Fatty acid desaturase 1 is an enzyme that in humans is encoded by the FADS1 gene.

Function 

The protein encoded by the FADS1 gene is a member of the fatty acid desaturase (FADS) gene family and desaturates omega-3 and omega-6 polyunsaturated fatty acids at the delta-5 position, catalyzing the final step in the formation of eicosapentaenoic acid (EPA) and Arachidonic acid. Desaturase enzymes (such as those encoded by FADS1) regulate unsaturation of fatty acids through the introduction of double bonds between defined carbons of the fatty acyl chain.
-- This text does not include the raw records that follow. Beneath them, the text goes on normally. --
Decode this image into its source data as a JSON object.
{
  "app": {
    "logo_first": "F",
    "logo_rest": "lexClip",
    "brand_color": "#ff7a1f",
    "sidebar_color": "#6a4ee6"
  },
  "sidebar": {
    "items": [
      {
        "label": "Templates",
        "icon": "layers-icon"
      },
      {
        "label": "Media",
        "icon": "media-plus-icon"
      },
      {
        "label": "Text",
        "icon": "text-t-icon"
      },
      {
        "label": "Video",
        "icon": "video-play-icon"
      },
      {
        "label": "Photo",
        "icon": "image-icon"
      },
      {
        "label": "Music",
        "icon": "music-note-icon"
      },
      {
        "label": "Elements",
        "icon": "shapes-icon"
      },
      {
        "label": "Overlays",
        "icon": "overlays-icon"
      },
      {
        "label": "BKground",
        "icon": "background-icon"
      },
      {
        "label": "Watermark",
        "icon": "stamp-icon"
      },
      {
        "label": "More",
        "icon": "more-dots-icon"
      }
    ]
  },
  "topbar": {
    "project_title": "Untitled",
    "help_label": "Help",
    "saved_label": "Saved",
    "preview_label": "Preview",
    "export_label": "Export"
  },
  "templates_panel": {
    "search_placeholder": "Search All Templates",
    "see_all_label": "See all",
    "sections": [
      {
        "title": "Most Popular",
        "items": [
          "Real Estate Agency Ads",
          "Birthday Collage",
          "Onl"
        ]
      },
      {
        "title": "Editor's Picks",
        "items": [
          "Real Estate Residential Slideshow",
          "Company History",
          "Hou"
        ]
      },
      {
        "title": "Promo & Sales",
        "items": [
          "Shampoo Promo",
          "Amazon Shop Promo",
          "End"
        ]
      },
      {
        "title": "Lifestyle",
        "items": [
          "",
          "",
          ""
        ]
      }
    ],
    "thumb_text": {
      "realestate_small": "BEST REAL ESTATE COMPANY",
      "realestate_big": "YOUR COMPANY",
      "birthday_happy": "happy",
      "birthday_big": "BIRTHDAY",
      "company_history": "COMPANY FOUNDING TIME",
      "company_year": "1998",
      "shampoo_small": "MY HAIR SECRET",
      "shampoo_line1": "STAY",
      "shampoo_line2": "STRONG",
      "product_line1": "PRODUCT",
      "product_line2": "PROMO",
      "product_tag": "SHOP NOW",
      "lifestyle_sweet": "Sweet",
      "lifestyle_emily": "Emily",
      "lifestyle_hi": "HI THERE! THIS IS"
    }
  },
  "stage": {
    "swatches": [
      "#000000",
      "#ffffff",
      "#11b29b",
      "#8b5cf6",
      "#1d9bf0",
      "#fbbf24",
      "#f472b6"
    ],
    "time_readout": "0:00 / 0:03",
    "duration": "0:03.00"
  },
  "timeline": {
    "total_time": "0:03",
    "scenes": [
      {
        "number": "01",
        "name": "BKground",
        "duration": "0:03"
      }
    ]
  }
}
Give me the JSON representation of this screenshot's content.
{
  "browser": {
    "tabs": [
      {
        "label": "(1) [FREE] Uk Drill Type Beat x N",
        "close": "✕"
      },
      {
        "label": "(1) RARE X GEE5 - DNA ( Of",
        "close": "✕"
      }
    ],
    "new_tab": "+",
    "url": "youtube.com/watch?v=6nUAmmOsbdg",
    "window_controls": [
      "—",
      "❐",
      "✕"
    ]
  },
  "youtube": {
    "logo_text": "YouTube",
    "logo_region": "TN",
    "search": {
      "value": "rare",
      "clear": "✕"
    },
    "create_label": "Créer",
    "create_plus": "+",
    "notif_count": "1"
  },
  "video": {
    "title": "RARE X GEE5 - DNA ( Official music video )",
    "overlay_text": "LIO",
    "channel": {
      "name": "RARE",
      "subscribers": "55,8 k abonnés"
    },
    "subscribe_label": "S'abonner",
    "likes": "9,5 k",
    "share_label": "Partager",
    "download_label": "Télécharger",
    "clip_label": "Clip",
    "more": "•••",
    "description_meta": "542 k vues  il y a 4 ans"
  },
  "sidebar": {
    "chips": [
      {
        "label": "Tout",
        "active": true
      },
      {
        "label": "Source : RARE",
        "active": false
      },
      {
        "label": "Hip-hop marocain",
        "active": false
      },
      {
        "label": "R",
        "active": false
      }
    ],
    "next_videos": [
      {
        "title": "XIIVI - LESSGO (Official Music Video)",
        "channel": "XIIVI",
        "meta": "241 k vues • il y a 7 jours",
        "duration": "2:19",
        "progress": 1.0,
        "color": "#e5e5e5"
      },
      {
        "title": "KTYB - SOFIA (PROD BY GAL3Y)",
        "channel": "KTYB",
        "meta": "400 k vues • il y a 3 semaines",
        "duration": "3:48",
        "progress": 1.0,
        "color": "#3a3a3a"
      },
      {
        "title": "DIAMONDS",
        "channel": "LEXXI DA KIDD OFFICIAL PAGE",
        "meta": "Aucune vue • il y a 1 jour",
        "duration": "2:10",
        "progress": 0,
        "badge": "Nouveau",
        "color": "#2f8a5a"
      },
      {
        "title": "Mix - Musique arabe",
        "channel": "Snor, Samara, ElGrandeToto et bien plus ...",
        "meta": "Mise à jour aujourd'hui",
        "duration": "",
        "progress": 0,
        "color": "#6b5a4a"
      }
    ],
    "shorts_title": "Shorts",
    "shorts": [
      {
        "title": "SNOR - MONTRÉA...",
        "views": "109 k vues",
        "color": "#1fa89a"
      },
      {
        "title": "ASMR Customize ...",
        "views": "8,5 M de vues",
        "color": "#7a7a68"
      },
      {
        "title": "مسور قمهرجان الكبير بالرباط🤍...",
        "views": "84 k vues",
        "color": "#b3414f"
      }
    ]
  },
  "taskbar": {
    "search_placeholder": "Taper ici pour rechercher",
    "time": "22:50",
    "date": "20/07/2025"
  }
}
FADS family members are considered fusion products composed of an N-terminal cytochrome b5-like domain and a C-terminal multiple membrane-spanning desaturase portion, both of which are characterized by conserved histidine motifs. This gene is clustered with family members FADS1 and FADS2 at 11q12-q13.1; this cluster is thought to have arisen evolutionarily from gene duplication based on its similar exon/intron organization.

Clinical significance 
Single nucleotide polymorphisms (SNPs) of FADS1 and FADS2 may affect long-chain polyunsaturated fatty acids (LC-PUFA) metabolism and have a potential role in the development of atopic diseases.